国内において事業活動を営んでいる法人及び個人事業主であること
なお、大企業については、以下のいずれかの要件を満たす場合のみ補助対象事業者となります。
- Sクラス事業者:省エネ法の事業クラス分け評価制度で「令和2年度定期報告書分」として公表されている事業者
- Aクラス事業者:「令和2年度定期報告書分」でAクラスに認定され、かつ「令和元年度定期報告書分」でSクラスと認定された事業者
詳細は下記の公募要領を参照ください。
参照:公募要領
補助対象設備
補助対象設備である指定設備は、以下の設備区分に該当する設備で、予(あらかじ)め定めたエネルギー消費効率の基準を満たし、補助対象設備として登録・公表したものとされています。
指定設備:高効率コージェネレーション
- ガスエンジン式
- 燃料電池式
補助対象経費
補助対象経費は次に挙げるとおりです。
- 設計費:補助事業の実施に要する設計費等の経費
- 運搬費:導入する補助対象設備又は除却する設備の運搬費等の経費
- 撤去費・廃棄費用:既存設備等の撤去費用、除却又は廃棄に要する経費
- 据付費・工事費:導入する補助対象設備の設置に要する据付費や工事費等の経費
- 材料等経費:補助対象設備以外の材料等の経費(配線、配管等)
- 諸経費・その他経費:会議費等の諸経費、交付決定前に要した経費
- 消費税・地方消費税:消費税法に定める消費税・地方消費税
補助額および補助金限度額
補助額および補助金限度額については次のとおりです。
補助額
指定設備の能力に基づく定額とし、補助金額を算出します。
【補助金額】 = 補助対象設備の能力[kW] × 能力当たりの補助金額[円/kW]× 導入台数[台]
補助金限度額
補助金申請額の上限は、補助対象経費の合計額の1/2となります。
補助金額の上限額及び下限額は以下のとおりです。
- 上限額:1事業当たり1,200万円
- 下限額:1事業当たり20万円
※ 定額補助のため、複数台の設備を導入し、積算した補助金額の合計が1,200万円を超える申請となった場合、超過した分の補助金申請はできません。
公募スケジュール
(二次公募) 令和4年7月4日(月)から募集開始
※一週間毎に申請案件をとりまとめ順次採択し、交付決定額が予算額に達した時点で締め切りとなります。
問い合わせ先
一般社団法人 都市ガス振興センター 省エネルギー支援事業グループ
〒105-0004 東京都港区新橋3-7-9川辺ビル5階
TEL 03-6435-7693 FAX 03-3591-8110
気になる採択状況は?
採択状況が気になるところですが、令和4年5月25日交付分(一次公募分)の交付決定案件は12件となっています。
参照:一次公募の採択事案
今回の予測
公募スケジュールにあるとおり、予算額に達した時点で締め切りとなりますが、事務局に確認したところ、当初予算(1.2億円)のうち、一次公募での消化予算は約7,000万円とのことであり、今回の二次公募では残余の約5,000万円が対象となる見込みです。

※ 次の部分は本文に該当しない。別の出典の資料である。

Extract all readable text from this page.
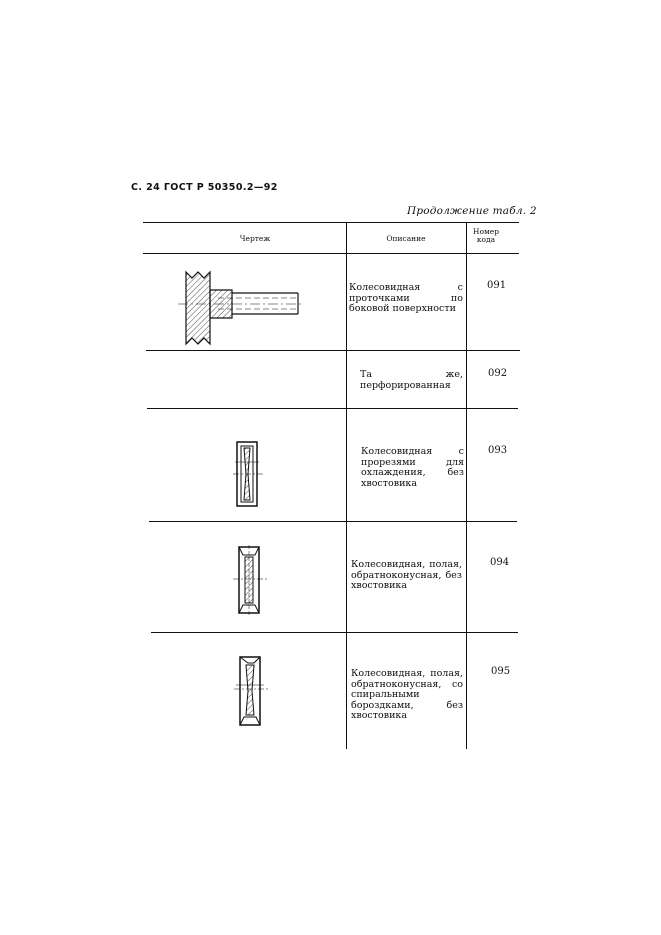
С. 24 ГОСТ Р 50350.2—92
Продолжение табл. 2
Чертеж	Описание
Номер кода
Колесовидная с проточками по боковой поверхности
091
Та же, перфорированная
092
Колесовидная с прорезями для охлаждения, без хвостовика
093
Колесовидная, полая, обратноконусная, без хвостовика
094
Колесовидная, полая, обратноконусная, со спиральными бороздками, без хвостовика
095
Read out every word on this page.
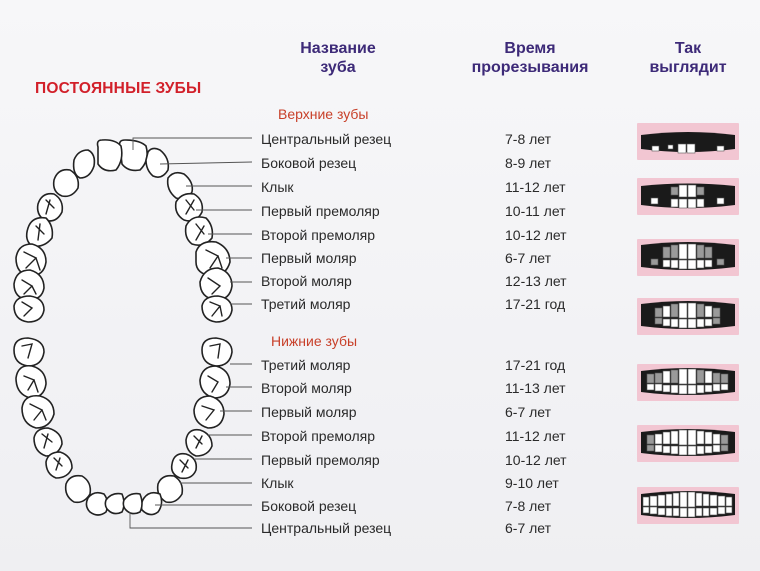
Название
зуба
Время
прорезывания
Так
выглядит
ПОСТОЯННЫЕ ЗУБЫ
Верхние зубы
Нижние зубы
Центральный резец	7-8 лет
Боковой резец	8-9 лет
Клык	11-12 лет
Первый премоляр	10-11 лет
Второй премоляр	10-12 лет
Первый моляр	6-7 лет
Второй моляр	12-13 лет
Третий моляр	17-21 год
Третий моляр	17-21 год
Второй моляр	11-13 лет
Первый моляр	6-7 лет
Второй премоляр	11-12 лет
Первый премоляр	10-12 лет
Клык	9-10 лет
Боковой резец	7-8 лет
Центральный резец	6-7 лет
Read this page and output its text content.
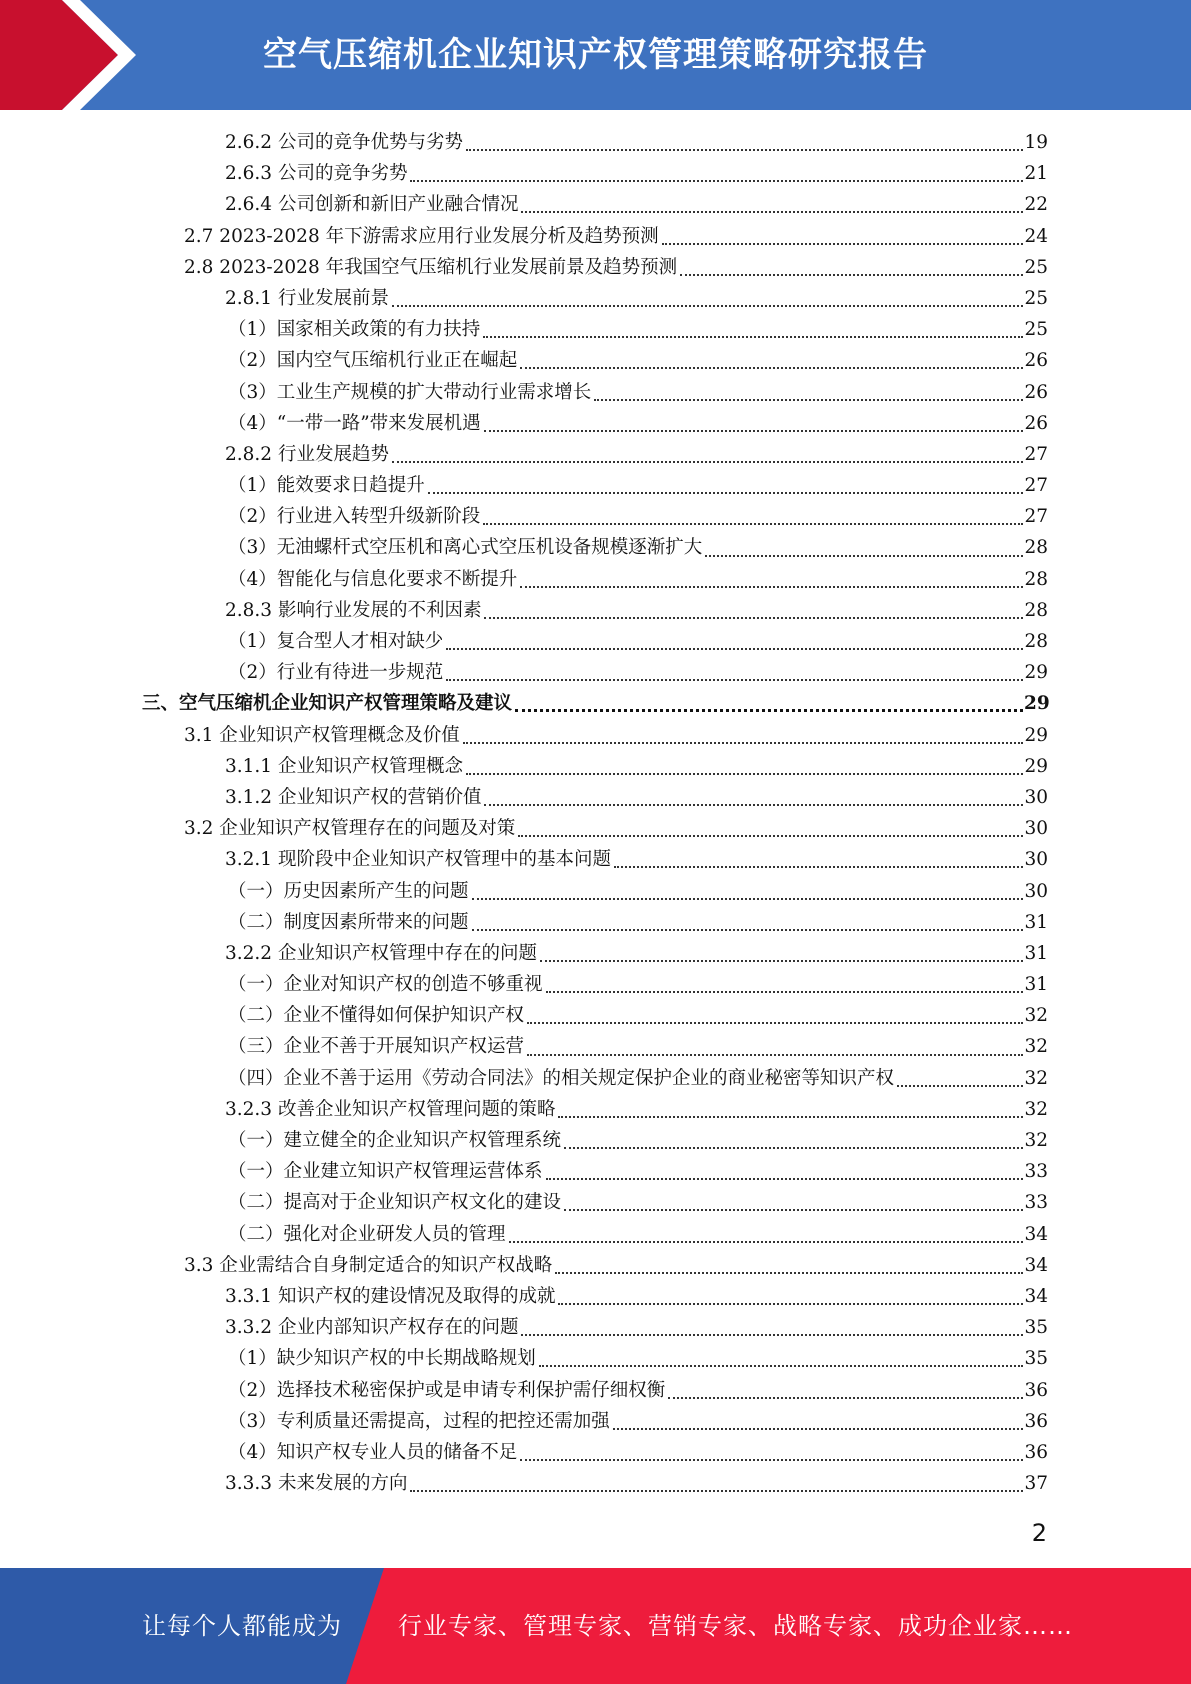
空气压缩机企业知识产权管理策略研究报告
2.6.2 公司的竞争优势与劣势	19
2.6.3 公司的竞争劣势	21
2.6.4 公司创新和新旧产业融合情况	22
2.7 2023-2028 年下游需求应用行业发展分析及趋势预测	24
2.8 2023-2028 年我国空气压缩机行业发展前景及趋势预测	25
2.8.1 行业发展前景	25
（1）国家相关政策的有力扶持	25
（2）国内空气压缩机行业正在崛起	26
（3）工业生产规模的扩大带动行业需求增长	26
（4）“一带一路”带来发展机遇	26
2.8.2 行业发展趋势	27
（1）能效要求日趋提升	27
（2）行业进入转型升级新阶段	27
（3）无油螺杆式空压机和离心式空压机设备规模逐渐扩大	28
（4）智能化与信息化要求不断提升	28
2.8.3 影响行业发展的不利因素	28
（1）复合型人才相对缺少	28
（2）行业有待进一步规范	29
三、空气压缩机企业知识产权管理策略及建议	29
3.1 企业知识产权管理概念及价值	29
3.1.1 企业知识产权管理概念	29
3.1.2 企业知识产权的营销价值	30
3.2 企业知识产权管理存在的问题及对策	30
3.2.1 现阶段中企业知识产权管理中的基本问题	30
（一）历史因素所产生的问题	30
（二）制度因素所带来的问题	31
3.2.2 企业知识产权管理中存在的问题	31
（一）企业对知识产权的创造不够重视	31
（二）企业不懂得如何保护知识产权	32
（三）企业不善于开展知识产权运营	32
（四）企业不善于运用《劳动合同法》的相关规定保护企业的商业秘密等知识产权	32
3.2.3 改善企业知识产权管理问题的策略	32
（一）建立健全的企业知识产权管理系统	32
（一）企业建立知识产权管理运营体系	33
（二）提高对于企业知识产权文化的建设	33
（二）强化对企业研发人员的管理	34
3.3 企业需结合自身制定适合的知识产权战略	34
3.3.1 知识产权的建设情况及取得的成就	34
3.3.2 企业内部知识产权存在的问题	35
（1）缺少知识产权的中长期战略规划	35
（2）选择技术秘密保护或是申请专利保护需仔细权衡	36
（3）专利质量还需提高，过程的把控还需加强	36
（4）知识产权专业人员的储备不足	36
3.3.3 未来发展的方向	37
2
让每个人都能成为 行业专家、管理专家、营销专家、战略专家、成功企业家……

単純に一次公募との比較で推測すれば、採択事案は10件程度とみられますが、各案件規模等にもよるので、一概に案件数を決め付けることはできません。
なお、補助金の採択率は概ね40%~50%といわれているので、参考値として検討可能かもしれません。
最後に
省エネルギー投資促進支援事業費補助金・高効率コージェネレーションの二次募集について詳しく解説しました。
日本の誇る「ものづくり」に取り組む事業者を支援する補助金として、是非有効に活用したいものです。